Which one has produced more friendships? When I look back at my wedding party, my groomsmen were evenly divided between basketball friends and Christian friends. In the decades since, I’ve closed the gap by making almost all my friends basketball friends. It’s dead even whether these friendships began on the court or in church, but I’ve mostly found my way to friends who happen to play basketball. One way to break the tie is to ask whether I would unfriend friends who stopped playing basketball. Well, since this is going to be published and made public, I’d better say no and give this point to God. (But really the answer is yes; I’d drop them like a bad habit.)

Which has a greater hold on my heart? We examine our loves by examining our desires. A good Freudian way to measure desire is to ask which comes up more often in my dreams, as in subconsciously while I’m sleeping. This one definitely goes to basketball. To this day, the most recurring dream I have is returning to some place I used to live, texting friends to meet at some court, and waiting expectantly to get our game on. I almost never dream of lining up at the pearly gates awaiting entry into that place Augustine described as “the End that has no end.” As I said, Augustine wasn’t a hooper.
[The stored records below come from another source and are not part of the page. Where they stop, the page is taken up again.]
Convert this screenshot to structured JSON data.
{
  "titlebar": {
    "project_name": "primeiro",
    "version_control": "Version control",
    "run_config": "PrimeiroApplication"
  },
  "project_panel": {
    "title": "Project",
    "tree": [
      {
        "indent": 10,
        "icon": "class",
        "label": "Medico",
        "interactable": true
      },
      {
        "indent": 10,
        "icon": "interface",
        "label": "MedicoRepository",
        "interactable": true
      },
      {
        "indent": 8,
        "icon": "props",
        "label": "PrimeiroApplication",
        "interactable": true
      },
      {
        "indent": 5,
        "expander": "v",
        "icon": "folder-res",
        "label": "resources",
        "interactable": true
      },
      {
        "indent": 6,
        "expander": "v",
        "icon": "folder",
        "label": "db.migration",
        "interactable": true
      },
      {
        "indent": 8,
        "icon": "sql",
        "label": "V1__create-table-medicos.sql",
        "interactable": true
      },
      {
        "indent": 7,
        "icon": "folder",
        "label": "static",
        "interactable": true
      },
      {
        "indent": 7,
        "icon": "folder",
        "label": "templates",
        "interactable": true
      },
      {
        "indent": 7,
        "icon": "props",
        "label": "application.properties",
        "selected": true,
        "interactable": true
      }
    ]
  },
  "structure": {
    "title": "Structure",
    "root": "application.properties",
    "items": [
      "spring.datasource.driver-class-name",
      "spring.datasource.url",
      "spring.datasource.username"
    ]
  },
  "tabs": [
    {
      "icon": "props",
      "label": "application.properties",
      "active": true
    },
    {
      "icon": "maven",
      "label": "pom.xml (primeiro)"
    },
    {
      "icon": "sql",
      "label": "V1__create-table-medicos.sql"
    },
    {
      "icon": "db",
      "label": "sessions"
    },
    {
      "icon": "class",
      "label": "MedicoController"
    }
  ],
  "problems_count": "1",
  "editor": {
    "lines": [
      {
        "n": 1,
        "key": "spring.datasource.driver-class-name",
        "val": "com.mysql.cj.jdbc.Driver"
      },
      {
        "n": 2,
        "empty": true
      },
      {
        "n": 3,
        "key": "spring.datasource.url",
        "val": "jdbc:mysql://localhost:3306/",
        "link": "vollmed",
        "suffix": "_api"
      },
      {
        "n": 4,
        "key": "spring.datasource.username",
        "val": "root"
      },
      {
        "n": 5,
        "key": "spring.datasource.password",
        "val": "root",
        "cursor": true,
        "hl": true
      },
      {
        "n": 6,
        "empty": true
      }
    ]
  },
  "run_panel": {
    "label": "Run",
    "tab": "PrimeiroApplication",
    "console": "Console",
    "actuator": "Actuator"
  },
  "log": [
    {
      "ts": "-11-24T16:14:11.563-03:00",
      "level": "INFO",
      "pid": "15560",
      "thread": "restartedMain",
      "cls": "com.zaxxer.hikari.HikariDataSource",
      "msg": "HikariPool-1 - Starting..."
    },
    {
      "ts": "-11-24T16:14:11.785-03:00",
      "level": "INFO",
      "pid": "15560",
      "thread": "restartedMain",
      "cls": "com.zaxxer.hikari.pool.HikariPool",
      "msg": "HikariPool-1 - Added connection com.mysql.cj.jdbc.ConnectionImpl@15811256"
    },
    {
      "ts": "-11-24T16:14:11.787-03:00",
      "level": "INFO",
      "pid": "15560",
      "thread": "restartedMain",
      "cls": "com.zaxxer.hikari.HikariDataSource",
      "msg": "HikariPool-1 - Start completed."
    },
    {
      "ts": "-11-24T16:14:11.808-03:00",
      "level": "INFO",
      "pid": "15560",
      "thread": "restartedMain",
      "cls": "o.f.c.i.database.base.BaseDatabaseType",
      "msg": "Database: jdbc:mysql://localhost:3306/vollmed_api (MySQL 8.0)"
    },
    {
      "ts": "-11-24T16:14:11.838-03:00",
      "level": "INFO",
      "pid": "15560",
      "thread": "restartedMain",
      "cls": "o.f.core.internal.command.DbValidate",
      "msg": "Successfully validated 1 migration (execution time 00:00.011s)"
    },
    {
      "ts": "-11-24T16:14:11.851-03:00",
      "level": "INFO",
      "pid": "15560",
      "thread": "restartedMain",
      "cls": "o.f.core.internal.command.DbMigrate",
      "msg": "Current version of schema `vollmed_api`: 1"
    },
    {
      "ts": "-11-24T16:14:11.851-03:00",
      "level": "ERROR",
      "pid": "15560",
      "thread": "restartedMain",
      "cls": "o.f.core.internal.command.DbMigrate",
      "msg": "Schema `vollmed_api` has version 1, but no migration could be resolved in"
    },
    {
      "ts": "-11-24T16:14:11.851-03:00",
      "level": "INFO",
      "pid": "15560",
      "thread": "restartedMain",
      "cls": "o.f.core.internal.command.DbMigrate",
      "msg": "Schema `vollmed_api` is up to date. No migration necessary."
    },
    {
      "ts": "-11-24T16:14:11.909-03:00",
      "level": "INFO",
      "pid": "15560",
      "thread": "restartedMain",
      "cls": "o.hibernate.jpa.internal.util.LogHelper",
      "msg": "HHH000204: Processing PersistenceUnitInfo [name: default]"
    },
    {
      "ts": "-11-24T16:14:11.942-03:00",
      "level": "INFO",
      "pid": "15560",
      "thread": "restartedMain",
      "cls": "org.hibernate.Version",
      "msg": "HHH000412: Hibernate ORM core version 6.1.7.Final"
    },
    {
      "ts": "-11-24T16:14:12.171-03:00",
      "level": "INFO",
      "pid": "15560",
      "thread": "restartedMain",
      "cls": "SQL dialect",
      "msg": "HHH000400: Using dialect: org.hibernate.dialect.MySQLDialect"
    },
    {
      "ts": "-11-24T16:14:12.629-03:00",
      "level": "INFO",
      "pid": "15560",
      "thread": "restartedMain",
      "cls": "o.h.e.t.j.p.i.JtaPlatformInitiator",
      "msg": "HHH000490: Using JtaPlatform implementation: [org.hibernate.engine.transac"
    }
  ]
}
Ben Franklin famously said that beer is proof that God loves us and wants us to be happy. But Franklin, like Augustine, lived at a time before James Naismith invented basketball, and surely before Nike released the Air Jordan 3, the most iconic basketball shoes ever and part of my wardrobe of choice as a university administrator. If Franklin had basketball, I’m sure he would have replaced “beer” with “ball” and gotten struck by lightning not flying a kite but refusing to stop a game on account of a little weather.

Speaking of getting struck by lightning, which makes me happier, Jesus or basketball? No doubt, each come with challenges. Losing, giving up a big lead, getting scored on, shooting slumps, turnovers, fouling, bad defense, the Clippers—so much unhappiness. Still, though basketball lows are low, nothing compares to the lows wrought by the Lord of the Apocalypse. While I feel the basketball lows, I know life’s lows are far worse. After all, when I get to heaven, I won’t be asking God about why I lost some game. I’ll be asking far more important questions. Like how a good God could allow UNC to beat Duke in the Final Four during Coach K’s last game.

What’s the score? Who’s up? Do I love God or basketball more? As you can tell, it’s hard to tell. God and basketball have been for me so interwoven for so long that it’s hard to tell what’s what. And for good reason. God does love us and does want us to be happy, and with things that actually make us happy.

As the other James said, every good and perfect gift comes from God, the “Father of lights” (James 1:17). There’s nothing more perfect than a Steph Curry three-pointer, few things as good as Magic Johnson’s no-look passes or Cheryl Miller chasing down a loose ball. The Christian in me and the basketballer in me see these things as one and the same, the beauty of basketball as the beauty of God, which for me has meant 12,480 hours being trained to see every good and perfect thing as coming down from the Father of lights. Or maybe James meant “the Father of flight.” 

Jonathan Tran

Jonathan Tran teaches theological ethics at Baylor University in Waco, Texas. He is author of The Vietnam War and Theologies of Memory and Foucault and Theology.